This week, the Nice terror trial has started hearing the testimonies of the civil plaintiffs, those who were bereaved or injured or traumatised when Mohamed Lahouaiej-Bouhlel drove a truck into the crowd celebrating Bastille Day in 2016, killing 86 people, injuring hundreds of others.
It took four minutes and 17 seconds. An eternity. In that time, 86 people lost their lives, hundreds were injured, and possibly thousands traumatised by the sights and sounds of mass murder perpetrated by a man at the wheel of a heavy vehicle.
The special criminal court in Paris this week began offering a space for the bereaved and broken to make their suffering part of the legal record.
There are no easy days at a trial like this. But, as was the case at the so-called Bataclan trial, the public suffering of the bereaved is especially difficult.
Much of the rest of the process is handled by legal professionals. The police and medical evidence is presented by individuals hardened by professional experience.
These witnesses are ordinary people, still grieving, many of them unused to speaking in public, certainly not about the intimacy of loss.
Some 280 plaintiffs have indicated their intention to address the court, at the rate of 15 per day. The process is expected to take five weeks. An eternity.
Still afraid to cross the road
On Tuesday, a confusion in the court planning meant that only two witnesses could be heard.
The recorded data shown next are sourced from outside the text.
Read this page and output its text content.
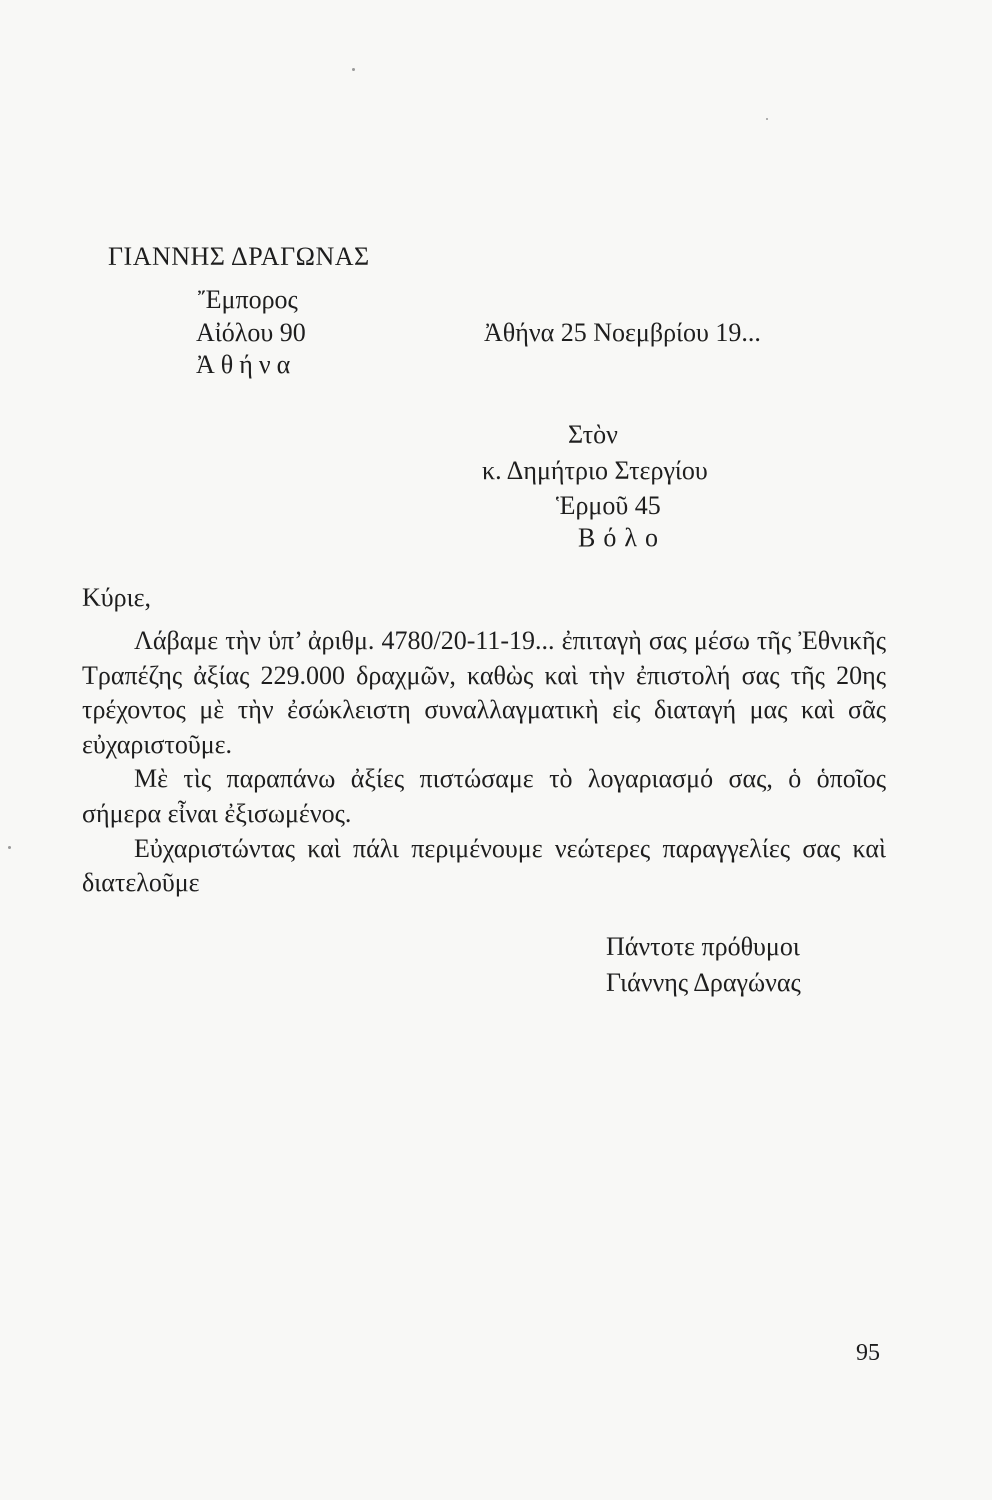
ΓΙΑΝΝΗΣ ΔΡΑΓΩΝΑΣ
Ἔμπορος
Αἰόλου 90
Ἀθήνα
Ἀθήνα 25 Νοεμβρίου 19...
Στὸν
κ. Δημήτριο Στεργίου
Ἑρμοῦ 45
Βόλο
Κύριε,

Λάβαμε τὴν ὑπ’ ἀριθμ. 4780/20-11-19... ἐπιταγὴ σας μέσω τῆς Ἐθνικῆς Τραπέζης ἀξίας 229.000 δραχμῶν, καθὼς καὶ τὴν ἐπιστολή σας τῆς 20ης τρέχοντος μὲ τὴν ἐσώκλειστη συναλλαγματικὴ εἰς διαταγή μας καὶ σᾶς εὐχαριστοῦμε.

Μὲ τὶς παραπάνω ἀξίες πιστώσαμε τὸ λογαριασμό σας, ὁ ὁποῖος σήμερα εἶναι ἐξισωμένος.

Εὐχαριστώντας καὶ πάλι περιμένουμε νεώτερες παραγγελίες σας καὶ διατελοῦμε

Πάντοτε πρόθυμοι
Γιάννης Δραγώνας
95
Sandrine was 22 years old on the night of the attack. She is still afraid to cross the road.
Most of her memories are of sounds, vague impressions, a sense of panic. She broke her arm jumping to escape a menace that she couldn't see, did not understand. People were fleeing. She fled with them.
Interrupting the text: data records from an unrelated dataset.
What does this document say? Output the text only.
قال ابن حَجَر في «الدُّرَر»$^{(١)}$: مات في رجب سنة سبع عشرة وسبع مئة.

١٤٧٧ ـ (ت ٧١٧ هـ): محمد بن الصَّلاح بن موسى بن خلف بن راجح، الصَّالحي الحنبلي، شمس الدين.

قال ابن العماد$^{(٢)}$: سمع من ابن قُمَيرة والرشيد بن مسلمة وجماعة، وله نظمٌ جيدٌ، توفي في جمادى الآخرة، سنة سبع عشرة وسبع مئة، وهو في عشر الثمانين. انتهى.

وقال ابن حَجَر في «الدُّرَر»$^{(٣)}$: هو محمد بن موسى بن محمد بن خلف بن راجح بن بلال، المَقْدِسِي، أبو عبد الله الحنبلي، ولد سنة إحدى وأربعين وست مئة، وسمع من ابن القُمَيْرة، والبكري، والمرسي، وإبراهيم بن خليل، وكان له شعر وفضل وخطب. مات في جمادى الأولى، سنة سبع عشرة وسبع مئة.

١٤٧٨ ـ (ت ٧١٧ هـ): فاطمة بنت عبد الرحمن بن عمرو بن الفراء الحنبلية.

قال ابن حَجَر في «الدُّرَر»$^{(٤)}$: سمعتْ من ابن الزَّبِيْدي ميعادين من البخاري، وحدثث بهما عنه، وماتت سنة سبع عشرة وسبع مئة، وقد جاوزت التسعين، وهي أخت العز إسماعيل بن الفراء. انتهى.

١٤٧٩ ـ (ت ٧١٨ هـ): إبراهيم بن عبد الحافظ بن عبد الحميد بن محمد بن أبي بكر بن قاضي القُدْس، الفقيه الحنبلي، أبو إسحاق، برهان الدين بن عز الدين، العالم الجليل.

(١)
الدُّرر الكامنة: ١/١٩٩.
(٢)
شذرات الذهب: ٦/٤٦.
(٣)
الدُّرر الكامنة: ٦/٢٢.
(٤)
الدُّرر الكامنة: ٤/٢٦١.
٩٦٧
She remembers a child among those taking refuge in a beach-side restaurant, praying out loud, "Lord, please help and protect us."
Jérôme used to be a professional footballer. On the evening of the attack, he opened the doors of his nightclub to those trying to escape, later to the injured who failed. Two victims died on the premises.
Jérôme feels guilty about those he couldn't help. He was one of the first to attempt to stop the careering vehicle. Ninety people were given first aid in his club.
He spoke of the effect of panic, how the crowd drove himself and a local policeman back as they tried to reach the vehicle. There was nothing they could do.
Three days waiting in forlorn hope
And then, on Wednesday, there was the family of Laura, a mother, father and four siblings who waited three days for news of their child, dead but unrecognisable after the attack.
As Soren Seelow, an experienced legal reporter who is covering the trial for the newspaper Le Monde says, "the worst part is not the number of dead, not the violence, not even the images ... the worst part is the testimony of those who remain. I'm not sure I wanted to hear this story. I'm not sure I want to write it down either."
But write it he did, and it's a remarkable piece of journalism.
Laura died and her family had to live with the hope that she was still alive. In different ways, they went literally mad. A loving, supportive family collapsed around an absence.
Laura's twin sister Audrey has chosen to testify separately. She will be heard on 27 September.